Whenever I write a chapter, my goal is to see a single plot point or noteworthy scene through all the way through its completion. There are obviously exceptions, because some plot points will be way too big for a single digestible chapter, but generally speaking a prospective chapter should totally cover one fully-formed idea. I can admit very short chapters annoy me as both a reader and as an author.
I really dislike long chapters. Typically these have parts that I could see branching from but the author had a singular vision when writing it. The medium is Choose your own, not let's read a linear story. It really depends on the author. I can forgive a long chapter if it is well written and formatted. And a short chapter if it makes good use of the medium.
I tend to write longer-than-usual chapters, from what I can tell by comparing mine to others. My usual chapter length seems to be right around a thousand words, or three pages on MS Word with default settings. However, sometimes I'll have a "bullet chapter" where I want an option to come up for which I'm deliberately limiting the reader's information. For instance: You jump off the bottom of the fire escape ladder and tear off down the alley as another bullet from the sniper's rifle whizzes by your ear. Time to get out of sight! A quick glance around reveals a door to your left, another one further away to your right, and a manhole with its cover ajar just a few paces away. There's no time to think - pick one! And, that's the chapter in its entirety. I think that as long as one doesn't do this sort of thing too often, an ultra-short chapter can lend to the sense of urgency, make it feel more like it really is a decision which must be made in a split second. Of course, the reader could take hours to ponder if he/she wants to, but since there isn't really anything to base an intelligent choice on, it still feels like a spontaneous decision. Of course, if I'm submitting a "bullet chapter" like this to someone else's story, I will always follow up immediately on at least one option with a longer chapter, because otherwise I'm not really contributing anything.

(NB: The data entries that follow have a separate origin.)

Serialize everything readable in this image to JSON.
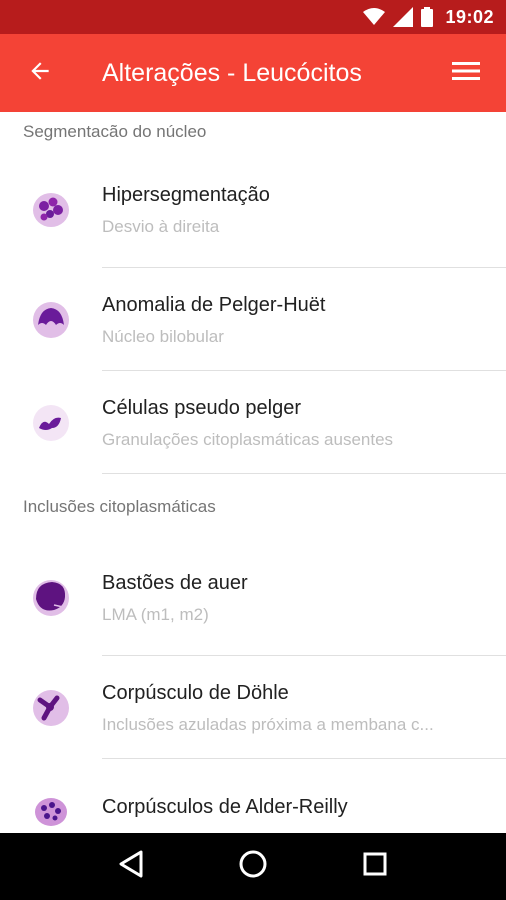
{
  "status_bar": {
    "time": "19:02",
    "icons": [
      "wifi-icon",
      "signal-icon",
      "battery-icon"
    ]
  },
  "app_bar": {
    "title": "Alterações - Leucócitos",
    "back_icon": "arrow-back-icon",
    "menu_icon": "menu-icon",
    "background": "#f44336",
    "status_background": "#b71c1c"
  },
  "sections": [
    {
      "header": "Segmentacão do núcleo",
      "items": [
        {
          "title": "Hipersegmentação",
          "subtitle": "Desvio à direita",
          "icon": "hypersegmented-cell-icon"
        },
        {
          "title": "Anomalia de Pelger-Huët",
          "subtitle": "Núcleo bilobular",
          "icon": "bilobed-cell-icon"
        },
        {
          "title": "Células pseudo pelger",
          "subtitle": "Granulações citoplasmáticas ausentes",
          "icon": "pseudo-pelger-cell-icon"
        }
      ]
    },
    {
      "header": "Inclusões citoplasmáticas",
      "items": [
        {
          "title": "Bastões de auer",
          "subtitle": "LMA (m1, m2)",
          "icon": "auer-rod-cell-icon"
        },
        {
          "title": "Corpúsculo de Döhle",
          "subtitle": "Inclusões azuladas próxima a membana c...",
          "icon": "dohle-body-cell-icon"
        },
        {
          "title": "Corpúsculos de Alder-Reilly",
          "subtitle": "",
          "icon": "alder-reilly-cell-icon"
        }
      ]
    }
  ],
  "nav_bar": {
    "icons": [
      "back-triangle-icon",
      "home-circle-icon",
      "recents-square-icon"
    ]
  }
}
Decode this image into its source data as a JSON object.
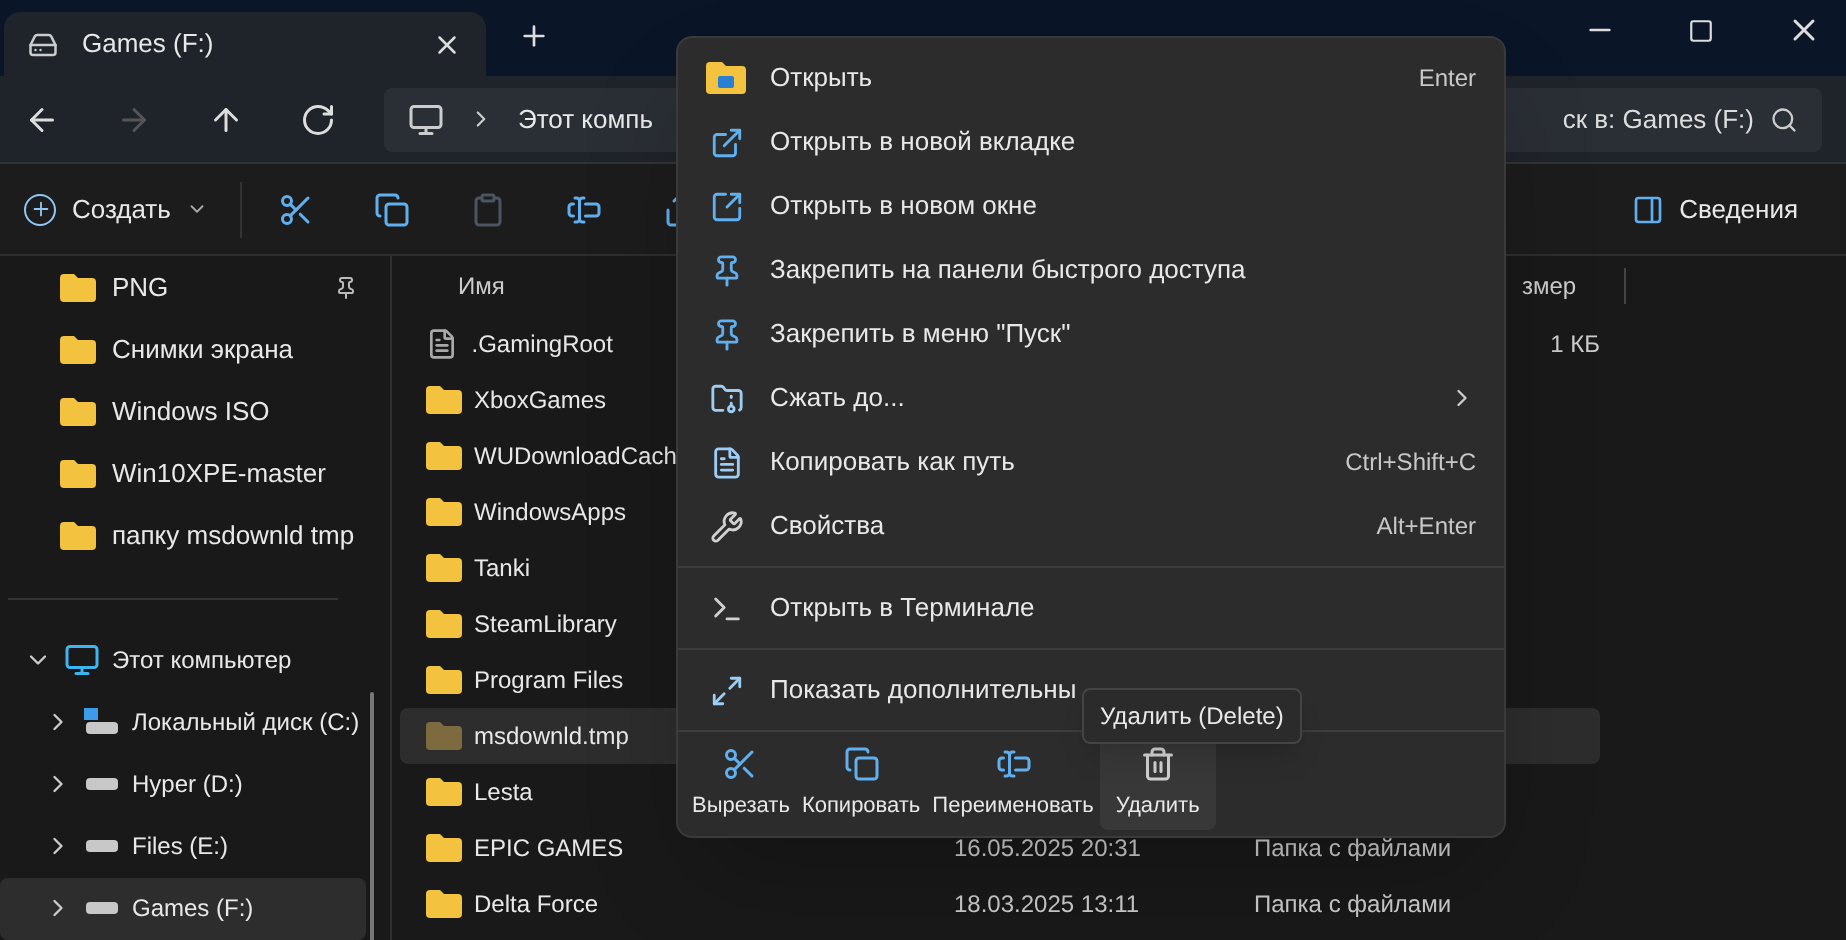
{
  "tabs": [
    {
      "title": "Games (F:)",
      "selected": true
    }
  ],
  "nav": {
    "buttons": [
      {
        "disabled": false
      },
      {
        "disabled": true
      },
      {
        "disabled": false
      },
      {
        "disabled": false
      }
    ],
    "breadcrumb": "Этот компь",
    "search_placeholder": "ск в: Games (F:)"
  },
  "toolbar": {
    "create": "Создать",
    "actions": [
      {
        "disabled": false
      },
      {
        "disabled": false
      },
      {
        "disabled": true
      },
      {
        "disabled": false
      },
      {
        "disabled": false
      }
    ],
    "details": "Сведения"
  },
  "sidebar": {
    "quick_access": [
      {
        "label": "PNG",
        "pinned": true
      },
      {
        "label": "Снимки экрана",
        "pinned": false
      },
      {
        "label": "Windows ISO",
        "pinned": false
      },
      {
        "label": "Win10XPE-master",
        "pinned": false
      },
      {
        "label": "папку msdownld tmp",
        "pinned": false
      }
    ],
    "tree": [
      {
        "label": "Этот компьютер",
        "kind": "computer",
        "expanded": true,
        "selected": false,
        "children": [
          {
            "label": "Локальный диск (C:)",
            "kind": "system-drive",
            "expanded": false,
            "selected": false
          },
          {
            "label": "Hyper (D:)",
            "kind": "drive",
            "expanded": false,
            "selected": false
          },
          {
            "label": "Files (E:)",
            "kind": "drive",
            "expanded": false,
            "selected": false
          },
          {
            "label": "Games (F:)",
            "kind": "drive",
            "expanded": false,
            "selected": true
          }
        ]
      }
    ]
  },
  "file_list": {
    "columns": [
      "Имя",
      "змер"
    ],
    "rows": [
      {
        "name": ".GamingRoot",
        "kind": "file",
        "selected": false,
        "size": "1 КБ"
      },
      {
        "name": "XboxGames",
        "kind": "folder",
        "selected": false
      },
      {
        "name": "WUDownloadCach",
        "kind": "folder",
        "selected": false
      },
      {
        "name": "WindowsApps",
        "kind": "folder",
        "selected": false
      },
      {
        "name": "Tanki",
        "kind": "folder",
        "selected": false
      },
      {
        "name": "SteamLibrary",
        "kind": "folder",
        "selected": false
      },
      {
        "name": "Program Files",
        "kind": "folder",
        "selected": false
      },
      {
        "name": "msdownld.tmp",
        "kind": "hidden-folder",
        "selected": true
      },
      {
        "name": "Lesta",
        "kind": "folder",
        "selected": false
      },
      {
        "name": "EPIC GAMES",
        "kind": "folder",
        "selected": false,
        "date": "16.05.2025 20:31",
        "type": "Папка с файлами"
      },
      {
        "name": "Delta Force",
        "kind": "folder",
        "selected": false,
        "date": "18.03.2025 13:11",
        "type": "Папка с файлами"
      }
    ]
  },
  "context_menu": {
    "groups": [
      [
        {
          "label": "Открыть",
          "shortcut": "Enter",
          "submenu": false
        },
        {
          "label": "Открыть в новой вкладке",
          "submenu": false
        },
        {
          "label": "Открыть в новом окне",
          "submenu": false
        },
        {
          "label": "Закрепить на панели быстрого доступа",
          "submenu": false
        },
        {
          "label": "Закрепить в меню \"Пуск\"",
          "submenu": false
        },
        {
          "label": "Сжать до...",
          "submenu": true
        },
        {
          "label": "Копировать как путь",
          "shortcut": "Ctrl+Shift+C",
          "submenu": false
        },
        {
          "label": "Свойства",
          "shortcut": "Alt+Enter",
          "submenu": false
        }
      ],
      [
        {
          "label": "Открыть в Терминале",
          "submenu": false
        }
      ],
      [
        {
          "label": "Показать дополнительны",
          "submenu": false
        }
      ]
    ],
    "actions": [
      {
        "label": "Вырезать",
        "hovered": false
      },
      {
        "label": "Копировать",
        "hovered": false
      },
      {
        "label": "Переименовать",
        "hovered": false
      },
      {
        "label": "Удалить",
        "hovered": true
      }
    ],
    "tooltip": "Удалить (Delete)"
  }
}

I'm afraid I can sometimes be guilty of that. Most of my choices which actually lead to different threads are in the first four chapters... after that, I tend to go linear. I will often place my chapter breaks not necessarily at places where the protagonist has a clear choice to make, but rather at a place where the plot may turn; which is not always the same sort of place. The easiest way to put it is that instead of asking, "What will you DO now?" the general question is, "What HAPPENS now?"
I tend to use What Happens Next. But that's mainly due to each scene ending at a place where the protagonist can do something, but also another character or event could happen.